Contre le prélèvement automatique d'organes |
Comme plusieurs, je signe ma carte d'assurance-maladie là où c'est
inscrit que j'autorise le prélèvement d'organes et de tissus à ma mort.
J'estime que si je peux améliorer ou sauver une vie (ou plusieurs),
lorsque je ne serai plus de ce monde, c'est bien la moindre des choses.
Mais voilà que des voix s'élèvent pour dire qu'il n'y a pas assez de
gens qui, comme moi, signent leur carte et que l'État doit en quelque
sorte nous forcer à le faire. Les politiciens ne contrôlent pas
suffisamment nos vies, certains voudraient qu'ils contrôlent maintenant
nos morts. Toujours le même bon vieux réflexe: à défaut de pouvoir
convaincre du bien-fondé d'une idée, on réclame une loi pour forcer tout
le monde à y adhérer.
Prenez mon ami Richard Martineau par exemple.
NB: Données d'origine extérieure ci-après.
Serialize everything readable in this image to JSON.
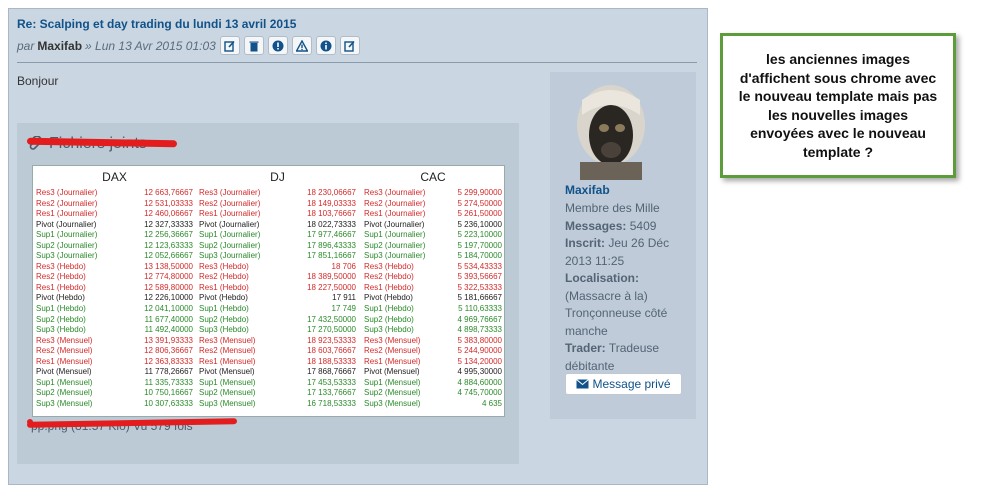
{
  "post": {
    "title": "Re: Scalping et day trading du lundi 13 avril 2015",
    "by_prefix": "par",
    "author": "Maxifab",
    "date": "» Lun 13 Avr 2015 01:03",
    "body": "Bonjour"
  },
  "attachments": {
    "title": "Fichiers joints",
    "filename": "pp.png (81.57 Kio) Vu 579 fois"
  },
  "indices": {
    "columns": [
      {
        "name": "DAX",
        "rows": [
          {
            "label": "Res3 (Journalier)",
            "value": "12 663,76667",
            "kind": "res"
          },
          {
            "label": "Res2 (Journalier)",
            "value": "12 531,03333",
            "kind": "res"
          },
          {
            "label": "Res1 (Journalier)",
            "value": "12 460,06667",
            "kind": "res"
          },
          {
            "label": "Pivot (Journalier)",
            "value": "12 327,33333",
            "kind": "piv"
          },
          {
            "label": "Sup1 (Journalier)",
            "value": "12 256,36667",
            "kind": "sup"
          },
          {
            "label": "Sup2 (Journalier)",
            "value": "12 123,63333",
            "kind": "sup"
          },
          {
            "label": "Sup3 (Journalier)",
            "value": "12 052,66667",
            "kind": "sup"
          },
          {
            "label": "Res3 (Hebdo)",
            "value": "13 138,50000",
            "kind": "res"
          },
          {
            "label": "Res2 (Hebdo)",
            "value": "12 774,80000",
            "kind": "res"
          },
          {
            "label": "Res1 (Hebdo)",
            "value": "12 589,80000",
            "kind": "res"
          },
          {
            "label": "Pivot (Hebdo)",
            "value": "12 226,10000",
            "kind": "piv"
          },
          {
            "label": "Sup1 (Hebdo)",
            "value": "12 041,10000",
            "kind": "sup"
          },
          {
            "label": "Sup2 (Hebdo)",
            "value": "11 677,40000",
            "kind": "sup"
          },
          {
            "label": "Sup3 (Hebdo)",
            "value": "11 492,40000",
            "kind": "sup"
          },
          {
            "label": "Res3 (Mensuel)",
            "value": "13 391,93333",
            "kind": "res"
          },
          {
            "label": "Res2 (Mensuel)",
            "value": "12 806,36667",
            "kind": "res"
          },
          {
            "label": "Res1 (Mensuel)",
            "value": "12 363,83333",
            "kind": "res"
          },
          {
            "label": "Pivot (Mensuel)",
            "value": "11 778,26667",
            "kind": "piv"
          },
          {
            "label": "Sup1 (Mensuel)",
            "value": "11 335,73333",
            "kind": "sup"
          },
          {
            "label": "Sup2 (Mensuel)",
            "value": "10 750,16667",
            "kind": "sup"
          },
          {
            "label": "Sup3 (Mensuel)",
            "value": "10 307,63333",
            "kind": "sup"
          }
        ]
      },
      {
        "name": "DJ",
        "rows": [
          {
            "label": "Res3 (Journalier)",
            "value": "18 230,06667",
            "kind": "res"
          },
          {
            "label": "Res2 (Journalier)",
            "value": "18 149,03333",
            "kind": "res"
          },
          {
            "label": "Res1 (Journalier)",
            "value": "18 103,76667",
            "kind": "res"
          },
          {
            "label": "Pivot (Journalier)",
            "value": "18 022,73333",
            "kind": "piv"
          },
          {
            "label": "Sup1 (Journalier)",
            "value": "17 977,46667",
            "kind": "sup"
          },
          {
            "label": "Sup2 (Journalier)",
            "value": "17 896,43333",
            "kind": "sup"
          },
          {
            "label": "Sup3 (Journalier)",
            "value": "17 851,16667",
            "kind": "sup"
          },
          {
            "label": "Res3 (Hebdo)",
            "value": "18 706",
            "kind": "res"
          },
          {
            "label": "Res2 (Hebdo)",
            "value": "18 389,50000",
            "kind": "res"
          },
          {
            "label": "Res1 (Hebdo)",
            "value": "18 227,50000",
            "kind": "res"
          },
          {
            "label": "Pivot (Hebdo)",
            "value": "17 911",
            "kind": "piv"
          },
          {
            "label": "Sup1 (Hebdo)",
            "value": "17 749",
            "kind": "sup"
          },
          {
            "label": "Sup2 (Hebdo)",
            "value": "17 432,50000",
            "kind": "sup"
          },
          {
            "label": "Sup3 (Hebdo)",
            "value": "17 270,50000",
            "kind": "sup"
          },
          {
            "label": "Res3 (Mensuel)",
            "value": "18 923,53333",
            "kind": "res"
          },
          {
            "label": "Res2 (Mensuel)",
            "value": "18 603,76667",
            "kind": "res"
          },
          {
            "label": "Res1 (Mensuel)",
            "value": "18 188,53333",
            "kind": "res"
          },
          {
            "label": "Pivot (Mensuel)",
            "value": "17 868,76667",
            "kind": "piv"
          },
          {
            "label": "Sup1 (Mensuel)",
            "value": "17 453,53333",
            "kind": "sup"
          },
          {
            "label": "Sup2 (Mensuel)",
            "value": "17 133,76667",
            "kind": "sup"
          },
          {
            "label": "Sup3 (Mensuel)",
            "value": "16 718,53333",
            "kind": "sup"
          }
        ]
      },
      {
        "name": "CAC",
        "rows": [
          {
            "label": "Res3 (Journalier)",
            "value": "5 299,90000",
            "kind": "res"
          },
          {
            "label": "Res2 (Journalier)",
            "value": "5 274,50000",
            "kind": "res"
          },
          {
            "label": "Res1 (Journalier)",
            "value": "5 261,50000",
            "kind": "res"
          },
          {
            "label": "Pivot (Journalier)",
            "value": "5 236,10000",
            "kind": "piv"
          },
          {
            "label": "Sup1 (Journalier)",
            "value": "5 223,10000",
            "kind": "sup"
          },
          {
            "label": "Sup2 (Journalier)",
            "value": "5 197,70000",
            "kind": "sup"
          },
          {
            "label": "Sup3 (Journalier)",
            "value": "5 184,70000",
            "kind": "sup"
          },
          {
            "label": "Res3 (Hebdo)",
            "value": "5 534,43333",
            "kind": "res"
          },
          {
            "label": "Res2 (Hebdo)",
            "value": "5 393,56667",
            "kind": "res"
          },
          {
            "label": "Res1 (Hebdo)",
            "value": "5 322,53333",
            "kind": "res"
          },
          {
            "label": "Pivot (Hebdo)",
            "value": "5 181,66667",
            "kind": "piv"
          },
          {
            "label": "Sup1 (Hebdo)",
            "value": "5 110,63333",
            "kind": "sup"
          },
          {
            "label": "Sup2 (Hebdo)",
            "value": "4 969,76667",
            "kind": "sup"
          },
          {
            "label": "Sup3 (Hebdo)",
            "value": "4 898,73333",
            "kind": "sup"
          },
          {
            "label": "Res3 (Mensuel)",
            "value": "5 383,80000",
            "kind": "res"
          },
          {
            "label": "Res2 (Mensuel)",
            "value": "5 244,90000",
            "kind": "res"
          },
          {
            "label": "Res1 (Mensuel)",
            "value": "5 134,20000",
            "kind": "res"
          },
          {
            "label": "Pivot (Mensuel)",
            "value": "4 995,30000",
            "kind": "piv"
          },
          {
            "label": "Sup1 (Mensuel)",
            "value": "4 884,60000",
            "kind": "sup"
          },
          {
            "label": "Sup2 (Mensuel)",
            "value": "4 745,70000",
            "kind": "sup"
          },
          {
            "label": "Sup3 (Mensuel)",
            "value": "4 635",
            "kind": "sup"
          }
        ]
      }
    ]
  },
  "profile": {
    "username": "Maxifab",
    "rank": "Membre des Mille",
    "messages_label": "Messages:",
    "messages_value": "5409",
    "joined_label": "Inscrit:",
    "joined_value": "Jeu 26 Déc 2013 11:25",
    "location_label": "Localisation:",
    "location_value": "(Massacre à la) Tronçonneuse côté manche",
    "trader_label": "Trader:",
    "trader_value": "Tradeuse débitante",
    "pm_label": "Message privé"
  },
  "note": "les anciennes images d'affichent sous chrome avec le nouveau template mais pas les nouvelles images envoyées avec le nouveau template ?",
  "colors": {
    "res": "#d42a2a",
    "pivot": "#222222",
    "sup": "#2b8a2b",
    "link": "#105289",
    "note_border": "#5d9c3a"
  }
}
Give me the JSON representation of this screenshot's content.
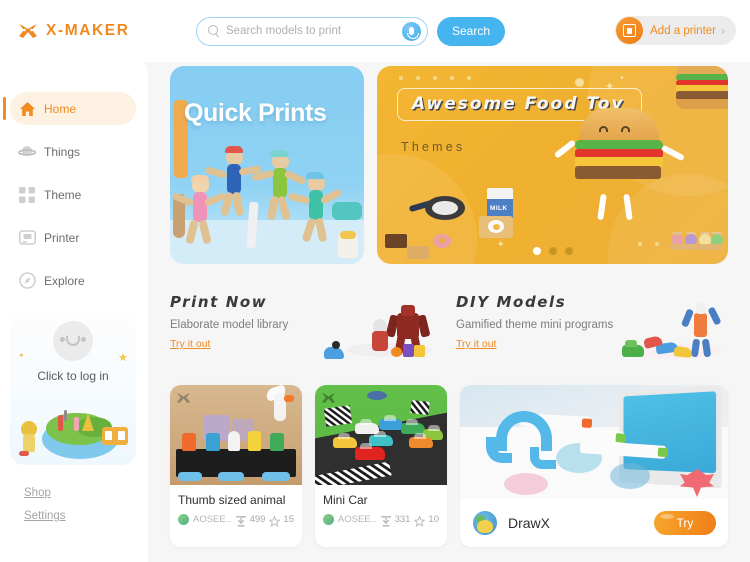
{
  "header": {
    "logo_text": "X-MAKER",
    "logo_icon": "x-maker-logo-icon",
    "search": {
      "placeholder": "Search models to print",
      "value": "",
      "icon": "search-icon",
      "mic_icon": "microphone-icon",
      "button_label": "Search"
    },
    "printer_button": {
      "label": "Add a printer",
      "icon": "printer-icon",
      "chevron": "›"
    }
  },
  "sidebar": {
    "items": [
      {
        "label": "Home",
        "icon": "home-icon",
        "active": true
      },
      {
        "label": "Things",
        "icon": "planet-icon",
        "active": false
      },
      {
        "label": "Theme",
        "icon": "grid-icon",
        "active": false
      },
      {
        "label": "Printer",
        "icon": "printer-icon",
        "active": false
      },
      {
        "label": "Explore",
        "icon": "compass-icon",
        "active": false
      }
    ],
    "login": {
      "text": "Click to log in",
      "avatar_icon": "smiley-avatar-icon"
    },
    "links": [
      {
        "label": "Shop"
      },
      {
        "label": "Settings"
      }
    ]
  },
  "banners": {
    "quick_prints": {
      "title": "Quick Prints"
    },
    "food_toy": {
      "title": "Awesome Food Toy",
      "subtitle": "Themes",
      "milk_label": "MILK",
      "dots": 3,
      "active_dot": 0
    }
  },
  "promos": [
    {
      "title": "Print Now",
      "desc": "Elaborate model library",
      "link": "Try it out"
    },
    {
      "title": "DIY Models",
      "desc": "Gamified theme mini programs",
      "link": "Try it out"
    }
  ],
  "cards": [
    {
      "title": "Thumb sized animal",
      "user": "AOSEE...",
      "downloads": "499",
      "likes": "15",
      "download_icon": "download-icon",
      "like_icon": "star-icon"
    },
    {
      "title": "Mini Car",
      "user": "AOSEE...",
      "downloads": "331",
      "likes": "10",
      "download_icon": "download-icon",
      "like_icon": "star-icon"
    }
  ],
  "featured": {
    "title": "DrawX",
    "button_label": "Try",
    "logo_icon": "drawx-logo-icon"
  },
  "colors": {
    "accent_orange": "#f08b20",
    "accent_blue": "#46b4ee",
    "banner_yellow": "#eeae35",
    "banner_blue": "#8fd2f3",
    "page_bg": "#f6f6f6"
  }
}
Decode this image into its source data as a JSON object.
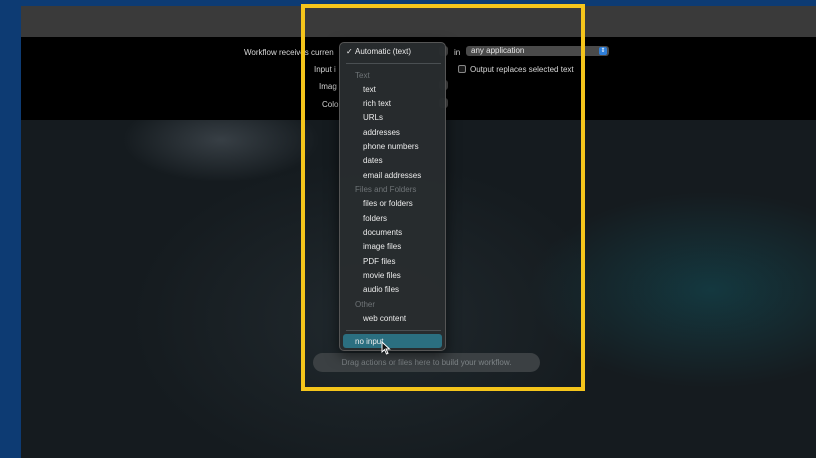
{
  "settings": {
    "workflow_receives_label": "Workflow receives curren",
    "input_label": "Input i",
    "image_label": "Imag",
    "color_label": "Colo",
    "in_label": "in",
    "application_value": "any application",
    "output_replaces_label": "Output replaces selected text"
  },
  "input_type_menu": {
    "selected": "Automatic (text)",
    "check": "✓",
    "groups": [
      {
        "header": "Text",
        "items": [
          "text",
          "rich text",
          "URLs",
          "addresses",
          "phone numbers",
          "dates",
          "email addresses"
        ]
      },
      {
        "header": "Files and Folders",
        "items": [
          "files or folders",
          "folders",
          "documents",
          "image files",
          "PDF files",
          "movie files",
          "audio files"
        ]
      },
      {
        "header": "Other",
        "items": [
          "web content"
        ]
      }
    ],
    "last_item": "no input"
  },
  "canvas": {
    "drop_hint": "Drag actions or files here to build your workflow."
  },
  "colors": {
    "page_background": "#0d3b73",
    "highlight_frame": "#f5c51b",
    "menu_selection": "#2b6f80",
    "select_arrow": "#2f7fd9"
  }
}
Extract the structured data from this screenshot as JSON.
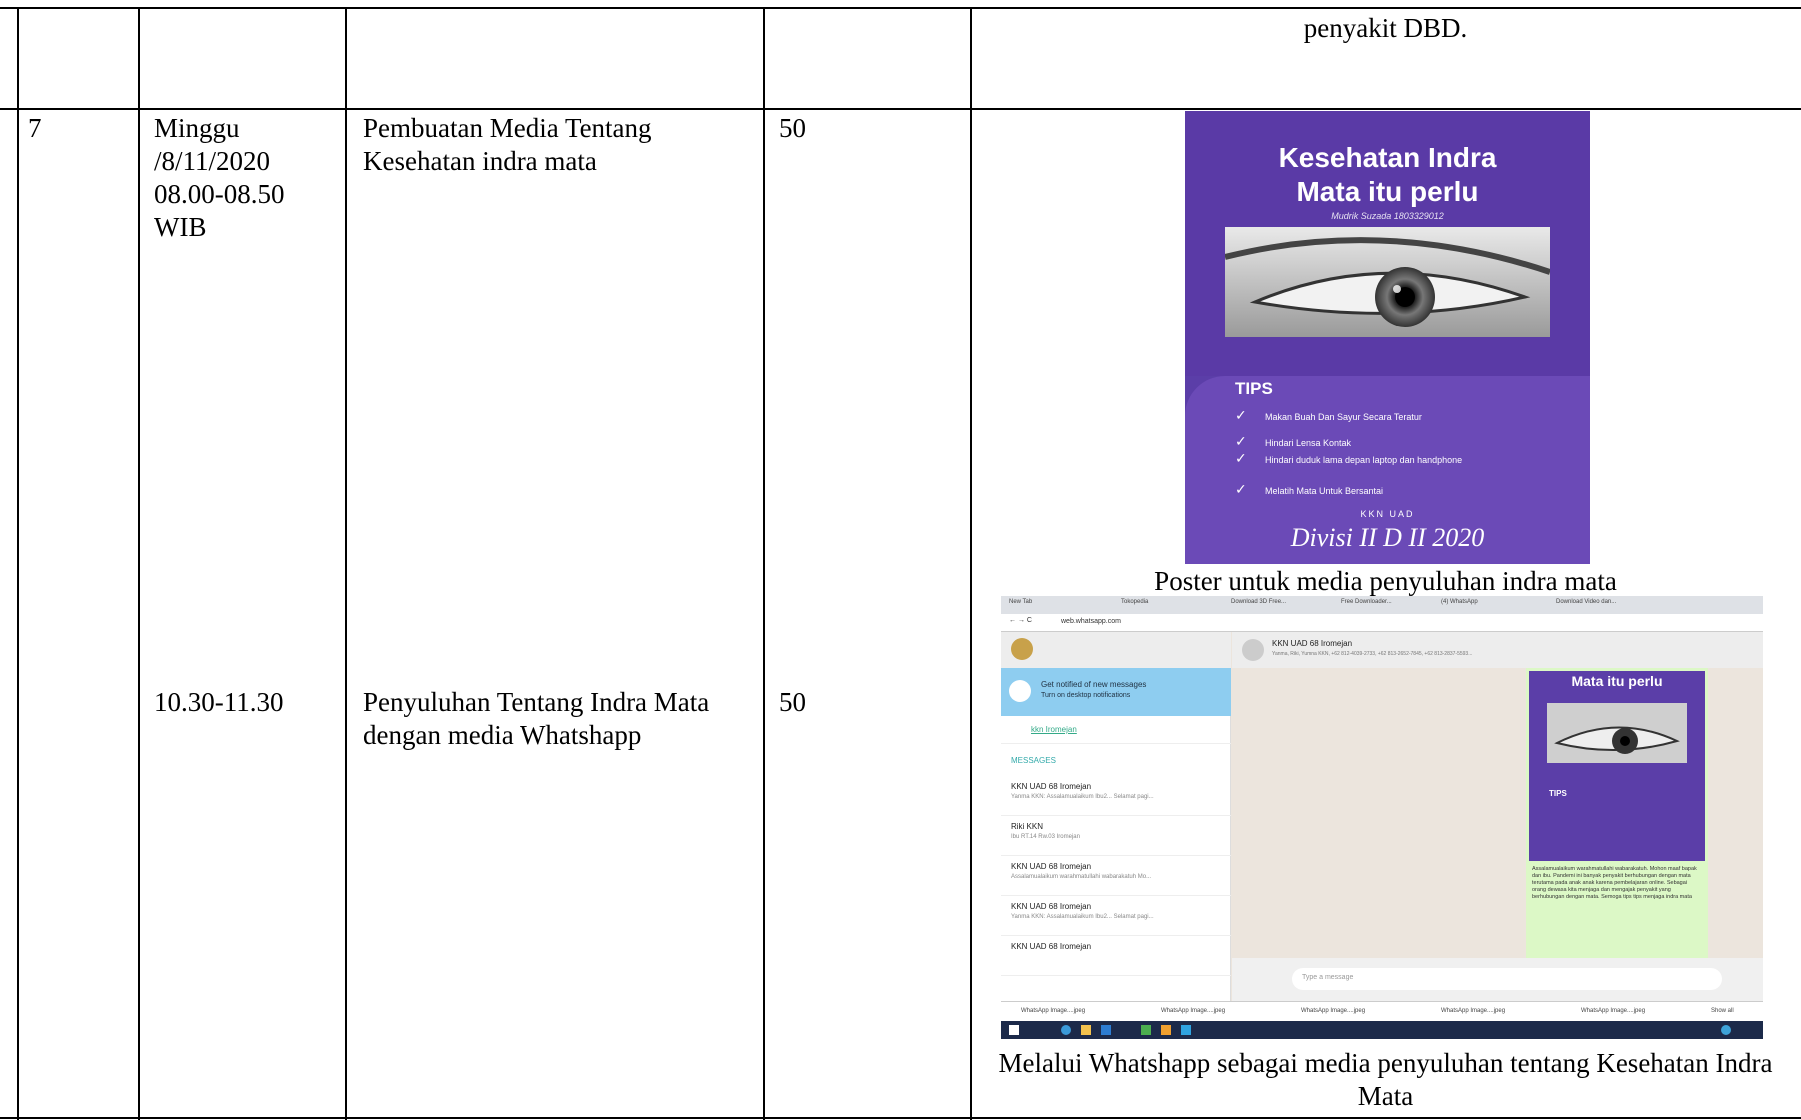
{
  "row_prev": {
    "activity_description_tail": "penyakit DBD."
  },
  "row_7": {
    "no": "7",
    "day_date": "Minggu /8/11/2020",
    "time_1": "08.00-08.50 WIB",
    "activity_1": "Pembuatan Media Tentang Kesehatan indra mata",
    "participants_1": "50",
    "time_2": "10.30-11.30",
    "activity_2": "Penyuluhan Tentang Indra Mata dengan media Whatshapp",
    "participants_2": "50",
    "caption_1": "Poster untuk media penyuluhan indra mata",
    "caption_2": "Melalui Whatshapp sebagai media penyuluhan tentang Kesehatan Indra Mata"
  },
  "poster": {
    "title_line1": "Kesehatan Indra",
    "title_line2": "Mata itu perlu",
    "author": "Mudrik Suzada 1803329012",
    "tips_heading": "TIPS",
    "tips": [
      "Makan Buah Dan Sayur Secara Teratur",
      "Hindari Lensa Kontak",
      "Hindari duduk lama depan laptop dan handphone",
      "Melatih Mata Untuk Bersantai"
    ],
    "org": "KKN UAD",
    "signature": "Divisi II D II 2020",
    "colors": {
      "background": "#5b3ea8",
      "text": "#ffffff"
    }
  },
  "whatsapp_screenshot": {
    "tabs": [
      "New Tab",
      "Tokopedia",
      "Download 3D Free...",
      "Free Downloader...",
      "(4) WhatsApp",
      "Download Video dan..."
    ],
    "url": "web.whatsapp.com",
    "notification_title": "Get notified of new messages",
    "notification_sub": "Turn on desktop notifications",
    "search_value": "kkn Iromejan",
    "messages_label": "MESSAGES",
    "chats": [
      {
        "name": "KKN UAD 68 Iromejan",
        "preview": "Yanma KKN: Assalamualaikum Ibu2... Selamat pagi..."
      },
      {
        "name": "Riki KKN",
        "preview": "Ibu RT.14 Rw.03 Iromejan"
      },
      {
        "name": "KKN UAD 68 Iromejan",
        "preview": "Assalamualaikum warahmatullahi wabarakatuh Mo..."
      },
      {
        "name": "KKN UAD 68 Iromejan",
        "preview": "Yanma KKN: Assalamualaikum Ibu2... Selamat pagi..."
      },
      {
        "name": "KKN UAD 68 Iromejan",
        "preview": ""
      }
    ],
    "group_name": "KKN UAD 68 Iromejan",
    "group_members": "Yanma, Riki, Yumna KKN, +62 812-4039-2733, +62 813-2652-7845, +62 813-2837-5593...",
    "bubble_image_title": "Mata itu perlu",
    "bubble_image_tips": "TIPS",
    "bubble_text": "Assalamualaikum warahmatullahi wabarakatuh. Mohon maaf bapak dan ibu. Pandemi ini banyak penyakit berhubungan dengan mata terutama pada anak anak karena pembelajaran online. Sebagai orang dewasa kita menjaga dan mengajak penyakit yang berhubungan dengan mata. Semoga tips tips menjaga indra mata",
    "input_placeholder": "Type a message",
    "downloads": [
      "WhatsApp Image....jpeg",
      "WhatsApp Image....jpeg",
      "WhatsApp Image....jpeg",
      "WhatsApp Image....jpeg",
      "WhatsApp Image....jpeg"
    ],
    "show_all": "Show all"
  }
}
Dans
une chronique
publiée récemment, il y allait d'un vibrant plaidoyer en faveur du don
d'organe automatique: « Pourquoi le gouvernement ne dépose-t-il pas un
projet de loi rendant le prélèvement d'organe automatique? Que tu aies
signé ta carte ou pas, on prend ce qu'on a à prendre. Oui, je sais, ça
peut paraître brutal. Après tout, les dernières volontés, c'est sacré.
Dire à nos proches comment disposer de notre corps après notre décès est
un droit fondamental. Mais en même temps, les vivants sont plus
importants que les morts. Si on peut sauver une jeune fille en attente
d'une greffe depuis deux ans, pourquoi ne le ferait-on pas? »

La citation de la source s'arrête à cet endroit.